22.3.07

Dia Mundial da Poesia

Hoje faz um frio de Inverno, apesar de estar estabelecido que se inicia a estação das flores.

Hoje comemora-se o Dia da Árvore, estafada convenção, num mundo onde todos os dias se destrói floresta e se ergue betão sem contemplações.

Hoje é também o Dia Mundial da Poesia.

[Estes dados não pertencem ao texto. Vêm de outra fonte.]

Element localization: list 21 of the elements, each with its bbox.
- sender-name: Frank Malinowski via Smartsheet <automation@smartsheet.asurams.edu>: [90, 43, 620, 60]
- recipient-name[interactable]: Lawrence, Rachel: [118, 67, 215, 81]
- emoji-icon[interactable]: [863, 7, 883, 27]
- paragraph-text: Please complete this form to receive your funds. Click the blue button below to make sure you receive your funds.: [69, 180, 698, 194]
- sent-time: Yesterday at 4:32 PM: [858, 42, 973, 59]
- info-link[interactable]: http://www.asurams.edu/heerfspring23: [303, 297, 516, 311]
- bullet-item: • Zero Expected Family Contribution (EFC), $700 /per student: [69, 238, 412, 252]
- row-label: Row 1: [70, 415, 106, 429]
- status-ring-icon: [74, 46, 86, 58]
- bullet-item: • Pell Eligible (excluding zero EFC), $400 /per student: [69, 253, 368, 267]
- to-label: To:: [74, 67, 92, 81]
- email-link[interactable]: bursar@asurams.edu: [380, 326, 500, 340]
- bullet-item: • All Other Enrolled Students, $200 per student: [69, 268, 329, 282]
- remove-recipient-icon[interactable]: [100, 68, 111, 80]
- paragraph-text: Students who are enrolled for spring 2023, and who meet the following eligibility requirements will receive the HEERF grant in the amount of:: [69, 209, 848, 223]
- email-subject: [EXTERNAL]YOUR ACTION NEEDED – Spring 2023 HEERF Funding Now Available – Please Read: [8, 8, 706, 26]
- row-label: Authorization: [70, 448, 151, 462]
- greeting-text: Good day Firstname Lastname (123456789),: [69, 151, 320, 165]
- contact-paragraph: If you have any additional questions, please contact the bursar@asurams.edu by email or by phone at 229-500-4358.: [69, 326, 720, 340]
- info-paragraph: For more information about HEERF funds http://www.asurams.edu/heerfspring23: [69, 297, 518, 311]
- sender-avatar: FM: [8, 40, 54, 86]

Paramos, para ler um poema?

De Herberto Helder:

" Minha cabeça estremece com todo o esquecimento.

Eu procuro dizer como tudo é outra coisa.

Falo, penso.

Sonho sobre os tremendos ossos dos pés.

E a morte passa deboca em boca com a leve saliva, com o terror que há sempre

no fundo informulado de uma vida.



Sei que os campos imaginam as suas próprias rosas.

As pessoas imaginam os seus próprios campos de rosas.

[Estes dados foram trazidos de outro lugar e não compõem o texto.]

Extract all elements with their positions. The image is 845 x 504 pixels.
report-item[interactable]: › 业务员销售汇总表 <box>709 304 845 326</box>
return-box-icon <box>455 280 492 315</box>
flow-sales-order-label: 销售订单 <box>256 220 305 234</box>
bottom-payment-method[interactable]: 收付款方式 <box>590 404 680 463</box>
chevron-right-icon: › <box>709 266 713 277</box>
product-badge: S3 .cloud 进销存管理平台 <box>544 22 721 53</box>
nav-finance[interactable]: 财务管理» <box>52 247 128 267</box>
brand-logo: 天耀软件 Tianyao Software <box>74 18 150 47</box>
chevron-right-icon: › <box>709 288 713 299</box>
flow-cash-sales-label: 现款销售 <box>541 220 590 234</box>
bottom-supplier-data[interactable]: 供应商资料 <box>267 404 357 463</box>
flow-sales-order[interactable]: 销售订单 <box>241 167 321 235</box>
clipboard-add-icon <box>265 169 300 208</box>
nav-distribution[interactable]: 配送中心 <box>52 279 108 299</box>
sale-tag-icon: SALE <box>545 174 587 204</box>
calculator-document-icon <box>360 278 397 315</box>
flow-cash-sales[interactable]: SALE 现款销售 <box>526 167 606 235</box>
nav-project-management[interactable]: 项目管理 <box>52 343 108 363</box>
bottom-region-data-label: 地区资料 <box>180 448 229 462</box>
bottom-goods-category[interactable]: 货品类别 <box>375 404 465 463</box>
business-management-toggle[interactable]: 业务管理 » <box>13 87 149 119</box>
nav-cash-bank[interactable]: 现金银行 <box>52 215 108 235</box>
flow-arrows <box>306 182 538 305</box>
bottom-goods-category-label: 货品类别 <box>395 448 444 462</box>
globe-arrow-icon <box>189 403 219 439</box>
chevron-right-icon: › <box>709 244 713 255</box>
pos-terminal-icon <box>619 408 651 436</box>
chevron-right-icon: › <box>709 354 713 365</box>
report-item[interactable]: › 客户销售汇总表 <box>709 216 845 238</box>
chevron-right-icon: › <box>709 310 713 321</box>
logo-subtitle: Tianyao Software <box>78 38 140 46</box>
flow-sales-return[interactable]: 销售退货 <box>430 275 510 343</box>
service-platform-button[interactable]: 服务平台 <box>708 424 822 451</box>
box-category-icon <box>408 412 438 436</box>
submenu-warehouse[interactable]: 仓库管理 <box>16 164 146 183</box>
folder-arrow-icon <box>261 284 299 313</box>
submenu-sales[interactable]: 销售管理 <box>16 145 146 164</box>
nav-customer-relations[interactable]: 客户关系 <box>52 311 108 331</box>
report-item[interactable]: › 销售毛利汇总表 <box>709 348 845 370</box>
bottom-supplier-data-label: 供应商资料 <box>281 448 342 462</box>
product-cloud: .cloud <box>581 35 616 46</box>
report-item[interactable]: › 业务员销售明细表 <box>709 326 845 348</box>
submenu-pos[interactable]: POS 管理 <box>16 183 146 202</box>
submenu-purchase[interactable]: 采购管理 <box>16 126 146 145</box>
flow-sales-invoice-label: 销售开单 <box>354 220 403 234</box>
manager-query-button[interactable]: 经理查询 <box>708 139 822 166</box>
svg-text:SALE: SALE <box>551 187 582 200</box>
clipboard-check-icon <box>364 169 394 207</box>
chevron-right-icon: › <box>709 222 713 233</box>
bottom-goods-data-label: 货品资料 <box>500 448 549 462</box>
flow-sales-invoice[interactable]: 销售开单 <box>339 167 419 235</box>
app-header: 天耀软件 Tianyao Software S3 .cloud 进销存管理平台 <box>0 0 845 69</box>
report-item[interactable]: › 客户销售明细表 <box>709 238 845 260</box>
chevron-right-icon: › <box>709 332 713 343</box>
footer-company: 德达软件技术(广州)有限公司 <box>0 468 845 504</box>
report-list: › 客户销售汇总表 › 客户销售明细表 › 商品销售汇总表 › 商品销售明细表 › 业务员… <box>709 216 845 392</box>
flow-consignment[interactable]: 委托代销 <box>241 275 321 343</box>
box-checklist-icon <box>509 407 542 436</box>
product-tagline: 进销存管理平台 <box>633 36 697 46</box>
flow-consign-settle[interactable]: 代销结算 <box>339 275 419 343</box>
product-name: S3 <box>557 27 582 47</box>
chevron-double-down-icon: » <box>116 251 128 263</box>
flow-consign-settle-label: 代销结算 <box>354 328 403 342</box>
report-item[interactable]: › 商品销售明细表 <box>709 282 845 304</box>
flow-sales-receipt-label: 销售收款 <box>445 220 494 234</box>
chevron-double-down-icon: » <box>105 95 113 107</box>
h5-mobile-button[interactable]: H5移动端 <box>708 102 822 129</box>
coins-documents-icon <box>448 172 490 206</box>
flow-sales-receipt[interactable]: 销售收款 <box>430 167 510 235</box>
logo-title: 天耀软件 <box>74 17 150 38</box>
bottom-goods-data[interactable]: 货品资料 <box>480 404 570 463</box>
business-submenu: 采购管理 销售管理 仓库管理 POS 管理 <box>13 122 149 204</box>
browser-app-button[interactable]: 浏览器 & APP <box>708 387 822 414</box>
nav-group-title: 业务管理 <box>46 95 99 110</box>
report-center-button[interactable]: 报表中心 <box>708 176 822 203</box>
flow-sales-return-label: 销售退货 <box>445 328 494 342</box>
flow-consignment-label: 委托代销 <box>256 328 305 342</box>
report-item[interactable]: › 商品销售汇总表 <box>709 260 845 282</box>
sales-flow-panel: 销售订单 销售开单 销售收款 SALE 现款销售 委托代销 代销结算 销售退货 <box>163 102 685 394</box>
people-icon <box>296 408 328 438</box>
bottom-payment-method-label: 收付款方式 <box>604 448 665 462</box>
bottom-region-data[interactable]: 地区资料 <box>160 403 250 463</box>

E às vezes estou na frente dos campos

como se morresse;

outras, como se agora somente

eu pudesse acordar.



Por vezes tudo se ilumina.

Por vezes sangra e canta.

Eu digo que ninguém se perdoa no tempo.

Que a loucura tem espinhos como uma garganta.

Eu digo: roda ao longe o outono

e o que é o outono?

As pálpebras batem contra o grande dia masculino

do pensamento.



Deito coisas vivas e mortas no espírito da obra.

Minha vida extasia-se como uma câmara de tochas.



-Era uma casa- como direi?-absoluta.



Eu jogo, eu juro.

Era uma casinfância.

Sei como era uma casa louca.

Eu metia as mãos na água: adormecia, relembrava.

Os espelhos rachavam-se contra a nossa mocidade.



Apalpo agora o girar das brutais,

líricas rodas da vida.

Há no meu esquecimento, ou na lembrança total das coisas

uma rosa com uma alta cabeça,

um peixe como um movimento rápido e severo.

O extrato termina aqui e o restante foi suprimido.